Islington – ‘the borough of sanctuary’ for refugees

Town Hall motion is passed in open resistance to the government’s ‘hostile environment’ policies

Friday, 16th July 2021 — By Constance Kampfner

Halaleh Taheri and Cllr Bell-Bradford

Halaleh Taheri and Cllr Santiago Bell-Bradford

ISLINGTON will become a “Borough of Sanctuary” for migrants and refugees in recognition of the council’s work helping people who are fleeing violence and persecution.

Councillors voted to pass the motion at a full council meeting last Thursday to join Islington with a network of other local authorities across the country which have declared themselves proud to welcome “people in need of safety”.

Labour councillor Santiago Bell-Bradford, Islington’s Migrants Champion, said the move was in open resistance to the government’s “hostile environment” policies.

“Only last week, immigration officers arrested a worker in Finsbury Park ward over his immigration status,” he told the chamber.

“These attacks are happening every day, and it’s our responsibility as a council to push back and make this borough safe and welcoming to migrants.”

But the leader of an Islington-based charity has called for “actions not words” from the council.

Halaleh Taheri, founder and executive director of The Middle Eastern Women and Society Organisation, whose headquarters are in Finsbury Park, told the Tribune she wants the council to be more proactive in liaising with groups like hers.

“We have so many clients,” she said. “I’m in the grass-root, I’m on the ground with those people.
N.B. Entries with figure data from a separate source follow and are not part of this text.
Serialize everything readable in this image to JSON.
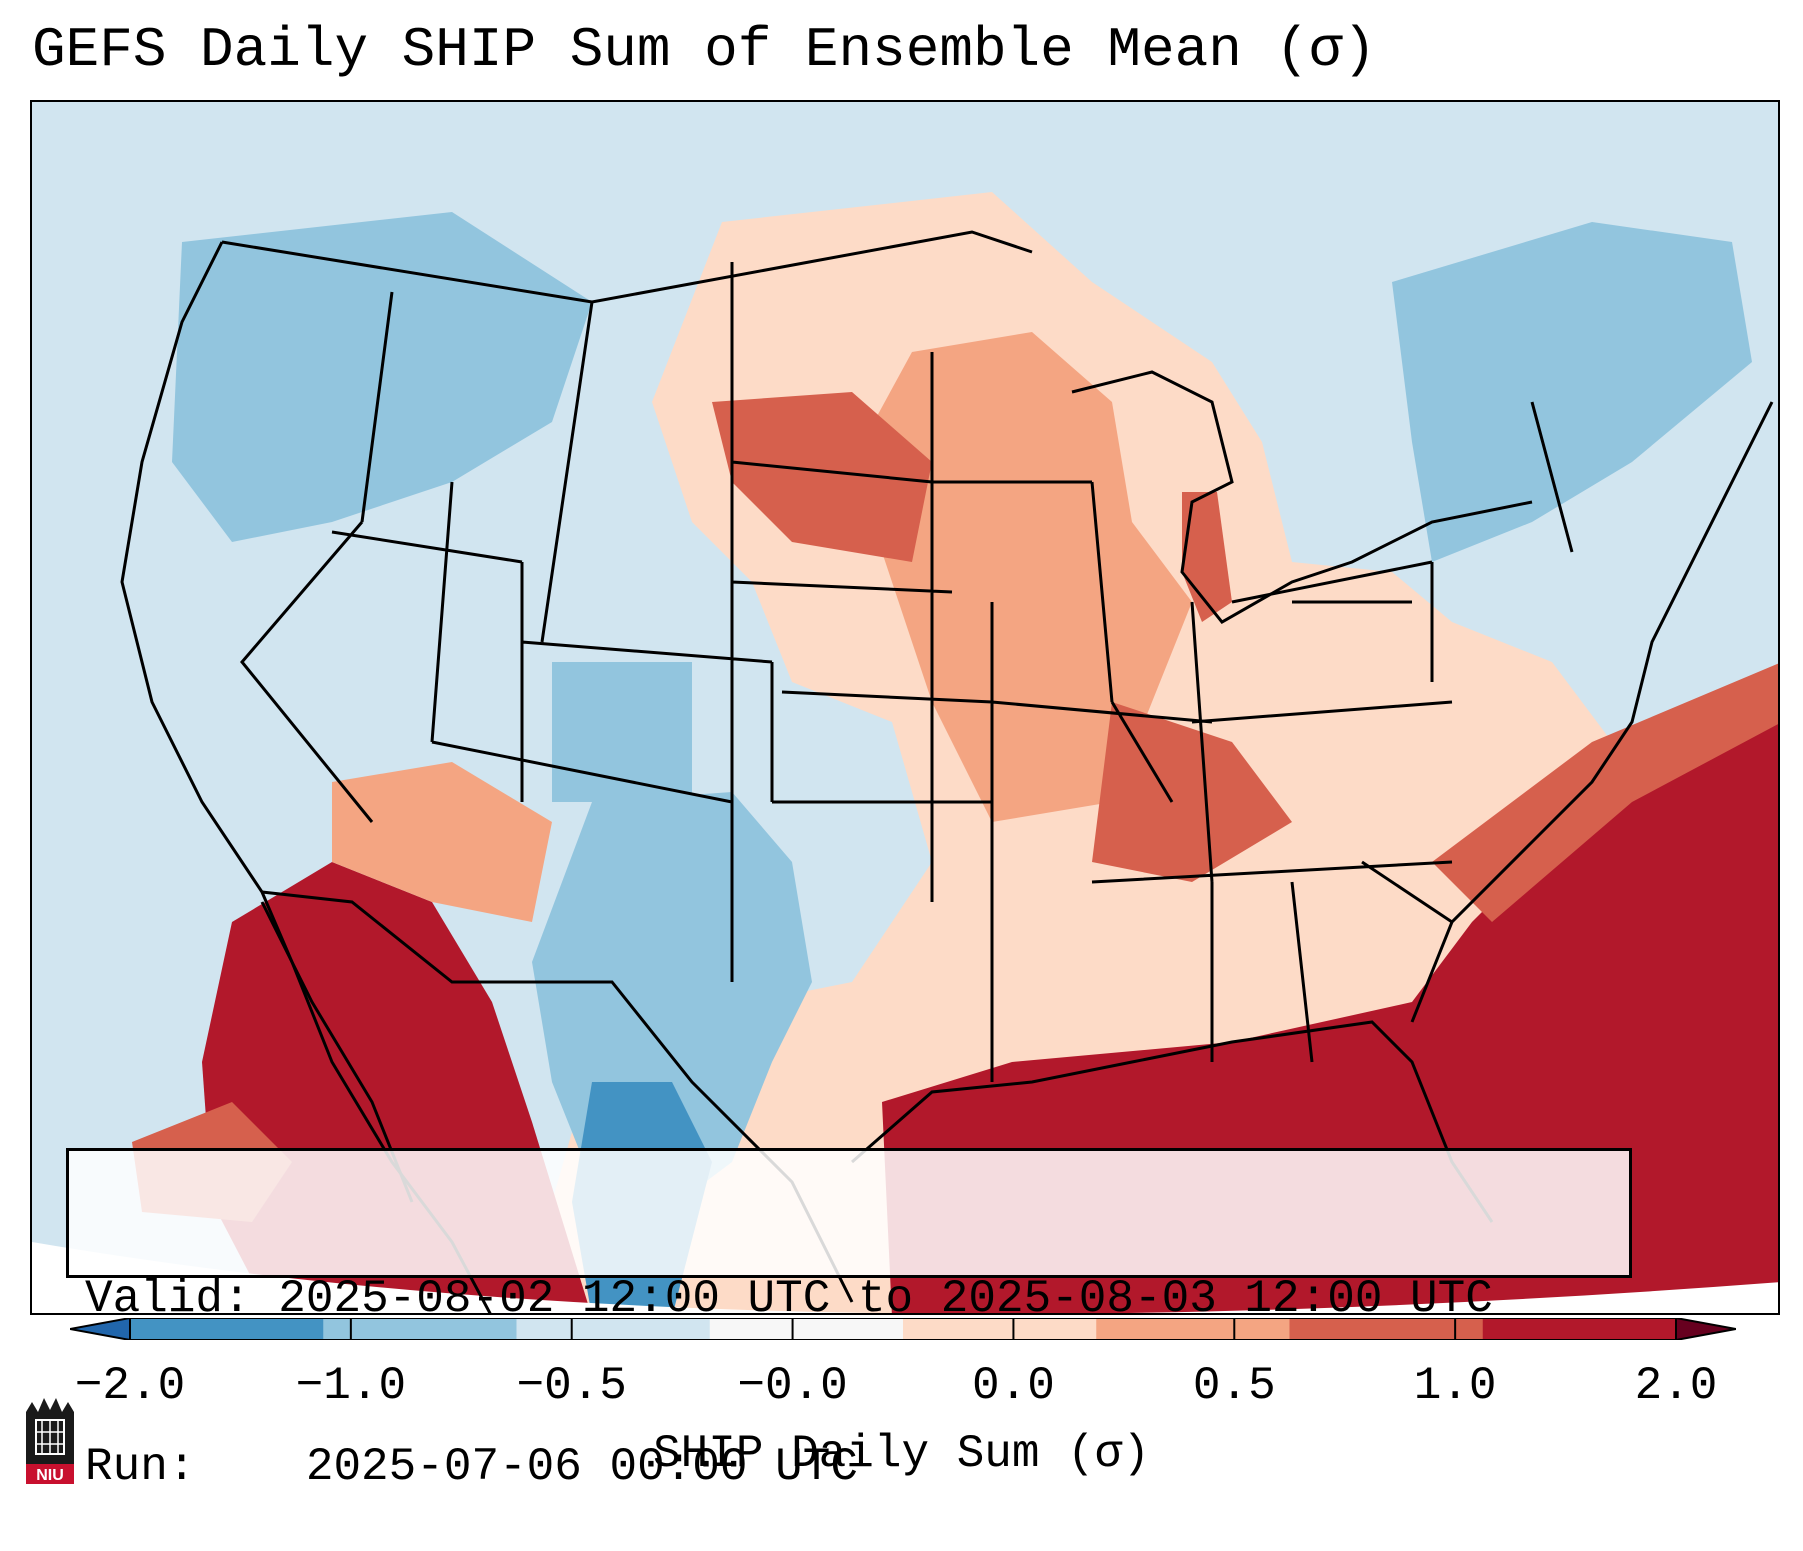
{
  "title": "GEFS Daily SHIP Sum of Ensemble Mean (σ)",
  "info": {
    "valid_label": "Valid:",
    "valid_value": "2025-08-02 12:00 UTC to 2025-08-03 12:00 UTC",
    "run_label": "Run:",
    "run_value": "2025-07-06 00:00 UTC"
  },
  "colorbar": {
    "label": "SHIP Daily Sum (σ)",
    "ticks": [
      "−2.0",
      "−1.0",
      "−0.5",
      "−0.0",
      "0.0",
      "0.5",
      "1.0",
      "2.0"
    ],
    "colors": [
      "#4393c3",
      "#92c5de",
      "#d1e5f0",
      "#f7f7f7",
      "#fddbc7",
      "#f4a582",
      "#d6604d",
      "#b2182b"
    ],
    "extend": "both"
  },
  "logo": {
    "text": "NIU"
  }
}
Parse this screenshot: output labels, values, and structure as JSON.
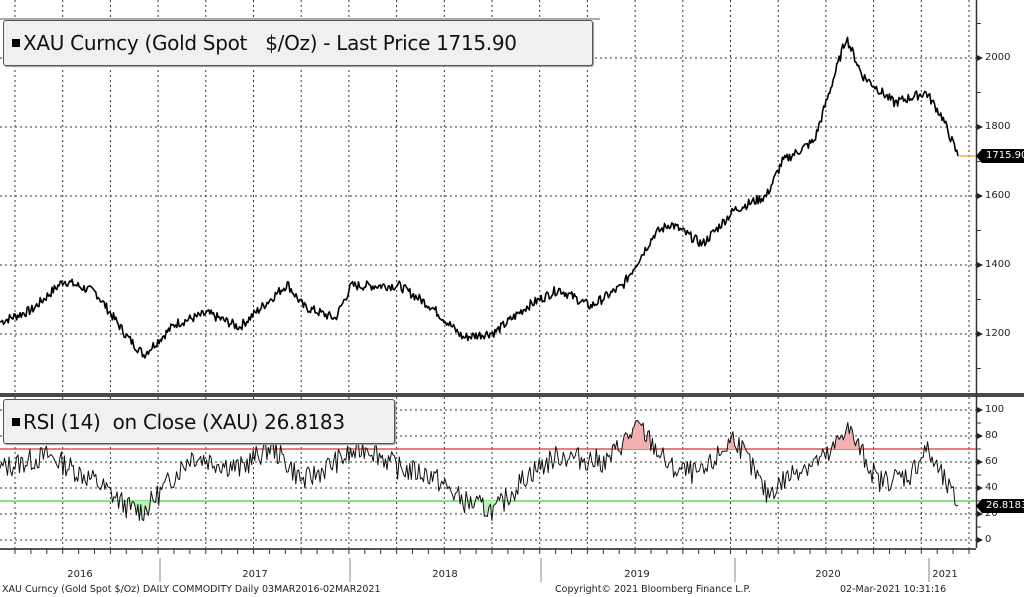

I know what they need but every time we must go to the council. The council should search us out and they should come to us.”

Cllr Bell-Bradford said he was proud of the borough’s record of supporting migrants, but acknowledged there was still work to be done in reaching different groups.

“If they feel like they haven’t been in the room for these discussions, the onus is on me personally to make sure I bridge that gap,” he said.

“We set up a dedicated team specifically for this issue [migration], one of the few local authorities in the country to do so, and funded it at a time of unprecedented Tory cuts to local government.

“We’ve directly supported 137 asylum seeker migrant families with no recourse to public funds during lockdown. There’s still tons more to do, but I’m certainly proud of what we’ve done.”

In an emotive speech about his own family’s story delivered to the meeting, he said: “In 1973 when Pinochet took power in a violent coup in Chile, because my grandfather proudly worked for Allende’s socialist government, my family were put in concentration camps and extradited to different countries around the world.

“And it was the UK and later Islington that welcomed them, providing them with council housing, services and support that made it possible to establish a new life in this borough and give back to the community that had already given so much to them.

“And I know that my grandfather would have been proud, and that my dad is proud, that I’m standing before you and playing a small part in making sure other migrant and refugee families have the same opportunities we did.”

The motion was passed unanimously, bar one abstention. Rakhia Ismail – the councillor who defected from Labour to the Conservative Party last year – labelled the motion “lip service”.